A força do PC

Francisco Mendes da Silva
Jornal Económico, 2015.10.27
Quem manda em Portugal é o Partido Comunista.
Andamos enlevados com a ideia de António Costa como o dono do poder de coroação, mas quem tudo decidirá – quem governa, como governa – é Jerónimo de Sousa, no proverbial resguardo do seu partido.

O afã do PS em regressar ao poder não foi bom conselheiro: Costa revelou demasiado cedo a sua falta de vontade em viabilizar um Governo PSD-CDS e isso encareceu, automática e brutalmente, o preço que terá de pagar pelo poder (ou pela ilusão do dito) a uma extrema-esquerda que de repente se viu num pedestal, triunfante, como único obstáculo à concretização daquele objectivo. 

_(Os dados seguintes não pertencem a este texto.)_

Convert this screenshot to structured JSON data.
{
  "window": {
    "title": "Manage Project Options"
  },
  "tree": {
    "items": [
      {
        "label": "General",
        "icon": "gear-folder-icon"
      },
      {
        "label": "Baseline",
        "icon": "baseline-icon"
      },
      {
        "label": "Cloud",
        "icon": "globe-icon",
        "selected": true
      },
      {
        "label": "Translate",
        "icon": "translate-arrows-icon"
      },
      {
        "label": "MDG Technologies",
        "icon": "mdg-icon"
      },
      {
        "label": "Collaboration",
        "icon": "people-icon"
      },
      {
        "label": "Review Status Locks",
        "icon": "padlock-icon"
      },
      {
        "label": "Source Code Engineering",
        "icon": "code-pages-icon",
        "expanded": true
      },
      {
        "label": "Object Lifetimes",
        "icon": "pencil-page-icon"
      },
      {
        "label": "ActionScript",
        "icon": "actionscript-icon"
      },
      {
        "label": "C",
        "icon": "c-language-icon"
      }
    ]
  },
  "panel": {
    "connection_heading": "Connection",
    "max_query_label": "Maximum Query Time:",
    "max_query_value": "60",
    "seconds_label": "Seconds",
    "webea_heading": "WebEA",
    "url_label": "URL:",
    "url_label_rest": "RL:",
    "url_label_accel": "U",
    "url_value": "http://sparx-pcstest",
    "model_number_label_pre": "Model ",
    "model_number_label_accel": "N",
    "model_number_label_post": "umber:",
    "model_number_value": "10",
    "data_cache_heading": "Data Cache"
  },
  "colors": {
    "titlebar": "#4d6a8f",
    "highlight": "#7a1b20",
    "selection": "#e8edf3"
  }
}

A história das últimas semanas é a história de como o PS se foi agrilhoando aos comunistas. Costa começou por dizer que não boicotaria um governo liderado pela coligação de centro-direita se não conseguisse formar uma coligação positiva alternativa, que garantisse os compromissos internacionais de Portugal e a estabilidade política a longo prazo. No entanto, sem o risco de o PS se virar para a direita, a extrema-esquerda sentiu-se livre para imediatamente demolir, um por um, aqueles alicereces do acordo desejado. A retórica tratou do primeiro: não se encontra nas palavras de Jerónimo de Sousa (e Catarina Martins) outra coisa que não o negativismo, o desejo simples de impedir a formação de um governo PSD-CDS. Quanto aos compromissos internacionais, Costa viu-se obrigado a dizer que eles não serão um problema, porque o suposto acordo não versará sobre os mesmos. Ou seja, os partidos, por conveniência momentânea, decidiram ignorar os guias fundamentais da definição das políticas do país, para que estes não atrapalhem a celebração do acordo, ainda que neste aspecto sejam profundas as diferenças entre o PS e a extrema-esquerda e qualquer governação dependa absolutamente de uma tomada de posição de princípio favorável ou desfavorável àqueles compromissos. Por fim, parece também ter falecido a ideia de que o PS estará em condições de liderar um governo estável no prazo da legislatura. Percebeu-se isso na entrevista que Jerónimo de Sousa deu na passada Sexta-feira à TVI: o que este quer é apenas um acordo para o momento inicial, de viabilização de um governo minoritário do PS. Depois, caros amigos, a luta continua.
Neste cenário, o PS passou de ter o pão e o queijo na mão para ter a foice e o martelo presos ao tornozelo. Com o Bloco aparentemente mais pragmático, será o PC que ditará se haverá um governo de António Costa e, passo a passo, as condições de sobrevivência do mesmo. Por isso, repito: tal como as coisas estão, quem manda em Portugal é o Partido Comunista.
O PS sabe já, portanto, que não conseguirá mais do que o mínimo compromisso possível, ao preço mais elevado possível, e que para governar terá de assumir um mandato armadilhado desde o início. Para o PCP, os socialistas serão os idiotas úteis de que sempre falaram Lenine e Cunhal – a esquerda burguesa que os comunistas utilizarão para derrotar a direita, numa primeira fase, e que depois será ela própria derrotada. 
Enquanto PS e Bloco celebram estes dias de euforia, como um momento seminal de emancipação, o PCP continua com a calma habitual, típica de quem sabe que esta possível vitória circunstancial dificilmente será sequer uma nota de rodapé na história secular da “luta final”. Assim se vê a força do PC.